True Wealth Part 1
“For wealth & success are to be attracted by the person you become…” — Jim Rohn
Like many people I spent a good portion of my life reaching for and seeking success. All the while in this search I was viewing wealth and material gain as the means for which I would be judged a success. So, I set out on my journey to amass wealth by working twelve to fourteen hours a day six to seven days a week. After all success, was supposed to be a large paycheck, fancy car, big house and designer clothes. The bottom line after years of trying: I was tired and the process continued to be a lot of work. Even though I had accumulated some real estate as well as some money, I found it was a constant struggle and somehow knew this was not the way the system was supposed to work.
After the accumulation of some of that mentioned above, I was rudely awakened when a eighteen months after selling a multi-faceted business to a couple of friends, a company which I had built from the ground up mind you, this company was found to be in default on commitments to the suppliers WITH MY NAME still on the continuing guarantee. I quickly discovered what continuing guarantee stood for and have not signed a continuing guarantee since however; it was a little late in this case.
On top of this, the main or mother business from which it all started was in trouble. That company was under investigation by the accrediting association and though the company and I were absolved of the allegations the fallout was devastating. Finally, my head sales manager left to start his own business taking all but twenty two percent of my back-log of work. What was overwhelming was that all of this came down at once. I felt like Job in the Old Testament losing everything and sitting on the floor with sack cloth and ashes in a quandary of how and why. My life appeared to be over and I was overcome with tremendous grief. Although I didn’t lose my children, I did have a series of cataclysmic things happen to me taking all, my wife and I had.
Although we already had our home up for sale, we were forced to give all proceeds from the sale to the bonding company who used them to pay off the suppliers with the monies they received not only from our home, but from the other real estate we had as well. They also seized our bank accounts and cleaned them out. To say I was depressed was an understatement.
Although it took a while, I was eventually able to step back and evaluate the situation. I had not previously been able as I was so stunned and dazed by everything. A major part of ‘everything’ was me not being able to understand why it happened; after all what did I do to cause this other than to be a nice guy to a couple of friends? I was not thinking about how I could recover and as a matter of fact did not see or think of how there could be any recovery at all. All I could see was starting all over again from scratch. I was so low it was hard to look up and see bottom.
As previously stated the loss of all the stuff left me numb. For a while I didn’t want to do anything and by that I mean I did not want to do anything at all. I really wanted to stay in the house or, better yet in my room, this way I didn’t have to see or be with any of my family or friends. I was a failure and felt like a failure. I had played the game and lost or so I thought at the time. This was all due to how I felt about myself. The reason I felt this way about myself was because my self-worth was in what I had, NOT WHAT I HAD BECOME.
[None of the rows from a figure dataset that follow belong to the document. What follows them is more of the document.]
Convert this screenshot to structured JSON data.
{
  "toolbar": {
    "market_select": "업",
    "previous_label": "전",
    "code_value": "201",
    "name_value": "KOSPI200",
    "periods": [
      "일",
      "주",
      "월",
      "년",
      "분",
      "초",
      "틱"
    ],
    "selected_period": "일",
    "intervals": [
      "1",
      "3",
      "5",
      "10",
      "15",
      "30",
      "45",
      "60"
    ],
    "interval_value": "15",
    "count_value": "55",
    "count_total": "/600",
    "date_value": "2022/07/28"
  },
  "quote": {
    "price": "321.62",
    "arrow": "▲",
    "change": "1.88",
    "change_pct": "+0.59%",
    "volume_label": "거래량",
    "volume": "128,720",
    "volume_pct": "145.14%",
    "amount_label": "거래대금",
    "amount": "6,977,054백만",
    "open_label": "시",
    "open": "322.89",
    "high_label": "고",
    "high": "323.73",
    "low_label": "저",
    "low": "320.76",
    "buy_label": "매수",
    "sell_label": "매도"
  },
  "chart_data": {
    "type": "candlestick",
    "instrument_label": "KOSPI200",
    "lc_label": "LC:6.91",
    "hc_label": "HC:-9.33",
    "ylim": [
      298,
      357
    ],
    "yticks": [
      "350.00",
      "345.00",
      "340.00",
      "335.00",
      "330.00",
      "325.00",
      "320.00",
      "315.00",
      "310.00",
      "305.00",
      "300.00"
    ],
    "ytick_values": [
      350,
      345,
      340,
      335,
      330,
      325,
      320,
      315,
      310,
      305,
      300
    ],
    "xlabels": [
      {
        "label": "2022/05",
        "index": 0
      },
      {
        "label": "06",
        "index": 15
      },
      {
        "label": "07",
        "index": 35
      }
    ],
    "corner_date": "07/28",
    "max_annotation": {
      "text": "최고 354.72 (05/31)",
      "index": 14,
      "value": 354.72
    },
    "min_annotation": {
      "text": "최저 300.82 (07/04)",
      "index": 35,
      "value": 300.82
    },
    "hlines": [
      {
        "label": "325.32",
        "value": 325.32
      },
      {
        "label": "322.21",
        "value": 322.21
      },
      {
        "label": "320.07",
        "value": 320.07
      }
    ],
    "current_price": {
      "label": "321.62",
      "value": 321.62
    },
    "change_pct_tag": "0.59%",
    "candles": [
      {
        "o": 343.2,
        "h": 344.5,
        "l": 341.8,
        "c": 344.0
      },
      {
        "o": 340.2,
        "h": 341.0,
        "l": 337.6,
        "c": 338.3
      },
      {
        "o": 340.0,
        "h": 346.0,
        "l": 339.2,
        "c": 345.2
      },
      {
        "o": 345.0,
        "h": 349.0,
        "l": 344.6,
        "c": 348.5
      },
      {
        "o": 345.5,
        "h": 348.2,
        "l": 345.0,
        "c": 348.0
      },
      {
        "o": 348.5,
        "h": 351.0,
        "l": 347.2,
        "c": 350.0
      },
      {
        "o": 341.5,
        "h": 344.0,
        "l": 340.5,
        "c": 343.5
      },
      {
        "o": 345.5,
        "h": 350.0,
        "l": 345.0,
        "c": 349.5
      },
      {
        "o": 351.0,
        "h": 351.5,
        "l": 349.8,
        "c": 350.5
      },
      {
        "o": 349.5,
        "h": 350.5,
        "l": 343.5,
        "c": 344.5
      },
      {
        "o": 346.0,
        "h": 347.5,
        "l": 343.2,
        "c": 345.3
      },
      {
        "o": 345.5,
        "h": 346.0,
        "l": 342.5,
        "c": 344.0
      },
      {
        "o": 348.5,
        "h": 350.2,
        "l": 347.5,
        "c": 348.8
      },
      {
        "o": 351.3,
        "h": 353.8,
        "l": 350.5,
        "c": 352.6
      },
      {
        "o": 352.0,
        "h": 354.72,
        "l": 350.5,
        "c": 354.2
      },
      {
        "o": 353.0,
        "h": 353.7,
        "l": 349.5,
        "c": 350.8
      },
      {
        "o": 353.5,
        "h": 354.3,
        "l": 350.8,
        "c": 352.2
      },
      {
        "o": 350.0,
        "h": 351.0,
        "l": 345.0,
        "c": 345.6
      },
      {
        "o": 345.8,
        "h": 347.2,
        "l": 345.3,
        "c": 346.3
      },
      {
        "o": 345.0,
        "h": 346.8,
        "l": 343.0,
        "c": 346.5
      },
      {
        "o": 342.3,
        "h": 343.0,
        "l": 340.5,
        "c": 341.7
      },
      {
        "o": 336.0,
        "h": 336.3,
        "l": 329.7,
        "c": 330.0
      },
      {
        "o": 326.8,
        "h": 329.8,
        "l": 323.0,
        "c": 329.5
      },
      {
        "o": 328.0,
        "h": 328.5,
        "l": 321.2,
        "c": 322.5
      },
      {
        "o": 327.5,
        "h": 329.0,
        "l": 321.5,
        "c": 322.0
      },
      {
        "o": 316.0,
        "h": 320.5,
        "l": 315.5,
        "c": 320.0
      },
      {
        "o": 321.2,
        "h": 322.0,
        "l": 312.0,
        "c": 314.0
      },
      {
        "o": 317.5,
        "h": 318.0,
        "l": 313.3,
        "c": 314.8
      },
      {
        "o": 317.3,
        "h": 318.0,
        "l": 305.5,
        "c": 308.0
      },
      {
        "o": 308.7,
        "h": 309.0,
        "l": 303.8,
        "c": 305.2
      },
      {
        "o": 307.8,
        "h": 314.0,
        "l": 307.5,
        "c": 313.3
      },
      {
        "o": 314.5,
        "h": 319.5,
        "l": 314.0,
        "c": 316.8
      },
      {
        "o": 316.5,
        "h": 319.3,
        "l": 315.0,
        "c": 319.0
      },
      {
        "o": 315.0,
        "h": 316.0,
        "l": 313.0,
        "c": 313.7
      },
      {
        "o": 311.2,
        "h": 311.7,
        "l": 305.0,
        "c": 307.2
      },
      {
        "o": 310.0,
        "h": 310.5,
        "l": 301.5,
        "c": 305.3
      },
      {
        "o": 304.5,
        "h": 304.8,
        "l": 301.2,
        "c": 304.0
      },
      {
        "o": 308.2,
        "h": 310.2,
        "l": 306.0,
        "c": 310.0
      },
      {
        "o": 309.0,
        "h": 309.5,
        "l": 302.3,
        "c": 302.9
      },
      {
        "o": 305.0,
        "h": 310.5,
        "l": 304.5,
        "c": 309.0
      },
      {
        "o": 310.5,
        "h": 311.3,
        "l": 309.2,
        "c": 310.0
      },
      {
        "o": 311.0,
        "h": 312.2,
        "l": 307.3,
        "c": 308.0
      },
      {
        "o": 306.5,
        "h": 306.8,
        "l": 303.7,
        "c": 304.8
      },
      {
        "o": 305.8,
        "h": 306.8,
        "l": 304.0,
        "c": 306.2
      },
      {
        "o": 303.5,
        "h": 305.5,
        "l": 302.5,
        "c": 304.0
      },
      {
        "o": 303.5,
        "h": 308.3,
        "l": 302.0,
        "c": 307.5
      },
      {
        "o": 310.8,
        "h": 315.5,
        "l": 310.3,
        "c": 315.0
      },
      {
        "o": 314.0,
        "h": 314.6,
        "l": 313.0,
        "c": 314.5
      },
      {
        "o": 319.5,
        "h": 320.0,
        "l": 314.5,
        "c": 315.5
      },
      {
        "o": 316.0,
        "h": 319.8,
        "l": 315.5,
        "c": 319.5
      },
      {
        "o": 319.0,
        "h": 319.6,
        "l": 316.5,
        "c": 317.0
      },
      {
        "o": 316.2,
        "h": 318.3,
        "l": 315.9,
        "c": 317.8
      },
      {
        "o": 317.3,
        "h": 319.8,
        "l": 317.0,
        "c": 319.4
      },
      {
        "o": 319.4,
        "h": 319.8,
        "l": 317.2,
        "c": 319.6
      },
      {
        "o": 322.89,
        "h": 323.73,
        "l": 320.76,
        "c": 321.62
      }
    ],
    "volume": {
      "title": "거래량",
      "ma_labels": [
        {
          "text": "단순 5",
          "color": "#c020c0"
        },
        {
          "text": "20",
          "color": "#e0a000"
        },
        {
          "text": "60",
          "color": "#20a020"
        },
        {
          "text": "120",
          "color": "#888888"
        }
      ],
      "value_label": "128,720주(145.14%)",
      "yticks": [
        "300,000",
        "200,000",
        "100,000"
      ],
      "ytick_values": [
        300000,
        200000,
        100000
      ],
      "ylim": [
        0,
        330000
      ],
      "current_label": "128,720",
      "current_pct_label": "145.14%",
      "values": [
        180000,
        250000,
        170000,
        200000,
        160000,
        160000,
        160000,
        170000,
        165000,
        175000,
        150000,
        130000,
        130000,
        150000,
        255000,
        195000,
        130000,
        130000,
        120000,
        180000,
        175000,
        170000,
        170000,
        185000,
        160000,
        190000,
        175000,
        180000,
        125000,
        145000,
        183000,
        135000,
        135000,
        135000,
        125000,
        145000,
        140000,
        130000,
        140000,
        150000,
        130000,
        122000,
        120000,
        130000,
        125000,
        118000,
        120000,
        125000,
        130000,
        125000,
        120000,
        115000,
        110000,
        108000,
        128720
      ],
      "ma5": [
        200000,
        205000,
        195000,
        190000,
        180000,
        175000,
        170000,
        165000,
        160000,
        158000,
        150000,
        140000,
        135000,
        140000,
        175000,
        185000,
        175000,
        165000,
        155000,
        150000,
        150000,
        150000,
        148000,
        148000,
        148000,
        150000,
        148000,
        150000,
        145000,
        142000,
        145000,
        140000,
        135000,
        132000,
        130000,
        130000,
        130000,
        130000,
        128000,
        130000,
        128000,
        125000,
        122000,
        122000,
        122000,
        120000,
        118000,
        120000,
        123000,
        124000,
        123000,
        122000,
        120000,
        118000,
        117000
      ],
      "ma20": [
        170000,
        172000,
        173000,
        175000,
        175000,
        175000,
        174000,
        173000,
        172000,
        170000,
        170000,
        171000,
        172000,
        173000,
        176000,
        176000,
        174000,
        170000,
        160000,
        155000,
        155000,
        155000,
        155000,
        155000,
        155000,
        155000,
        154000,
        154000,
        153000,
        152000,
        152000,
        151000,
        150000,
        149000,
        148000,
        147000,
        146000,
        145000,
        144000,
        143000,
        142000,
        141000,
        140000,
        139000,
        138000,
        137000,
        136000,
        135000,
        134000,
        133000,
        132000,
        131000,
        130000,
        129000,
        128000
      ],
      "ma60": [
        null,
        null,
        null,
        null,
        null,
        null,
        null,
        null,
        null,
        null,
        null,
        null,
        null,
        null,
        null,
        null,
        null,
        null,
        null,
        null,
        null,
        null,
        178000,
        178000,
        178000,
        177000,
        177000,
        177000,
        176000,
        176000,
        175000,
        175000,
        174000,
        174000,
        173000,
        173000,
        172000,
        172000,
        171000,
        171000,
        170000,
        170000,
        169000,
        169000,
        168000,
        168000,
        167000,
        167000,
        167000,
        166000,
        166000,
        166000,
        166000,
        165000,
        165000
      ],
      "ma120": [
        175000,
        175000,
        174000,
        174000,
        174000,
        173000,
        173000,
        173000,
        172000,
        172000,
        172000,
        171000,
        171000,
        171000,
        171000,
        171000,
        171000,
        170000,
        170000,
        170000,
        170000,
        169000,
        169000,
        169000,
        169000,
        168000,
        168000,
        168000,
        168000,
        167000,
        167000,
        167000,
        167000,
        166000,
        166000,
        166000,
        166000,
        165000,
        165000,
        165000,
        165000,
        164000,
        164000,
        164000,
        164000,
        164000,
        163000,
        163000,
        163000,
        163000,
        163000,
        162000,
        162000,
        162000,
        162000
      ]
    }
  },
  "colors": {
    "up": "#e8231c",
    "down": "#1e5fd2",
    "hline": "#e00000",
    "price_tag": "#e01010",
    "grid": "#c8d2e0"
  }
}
Therein was the problem for it was my view of what happened that had devastated me. I only saw my self-value in what I had accumulated not in what I had become through the journey or period of accumulating the stuff. Yes, there are those that wind up with a windfall of fortune. These are those that have not earned it or become what it took to keep it. Although I didn’t see it then, that was not me. Jim Rohn said, “The most important question isn’t what is it I am getting? The most important question is, what is it, I am becoming.” Over the years I truly had learned some things and had become knowledgeable and skillful enough to get it back. I just couldn’t see it at the time.
When you can answer the question Jim Rohn asked above, you will recognize that wealth is wrapped up in much more than stuff. It is wrapped up in your ability to stay optimistic through the hard times when it appears there is nothing to be optimistic about. It is wrapped up in your ability to maintain passion and creativity when you are being told it is all but over, and you are staring failure in the face. It is wrapped up in your ability to believe in yourself and the fact you can do it again and do it quicker and easier due to what you have become in the process.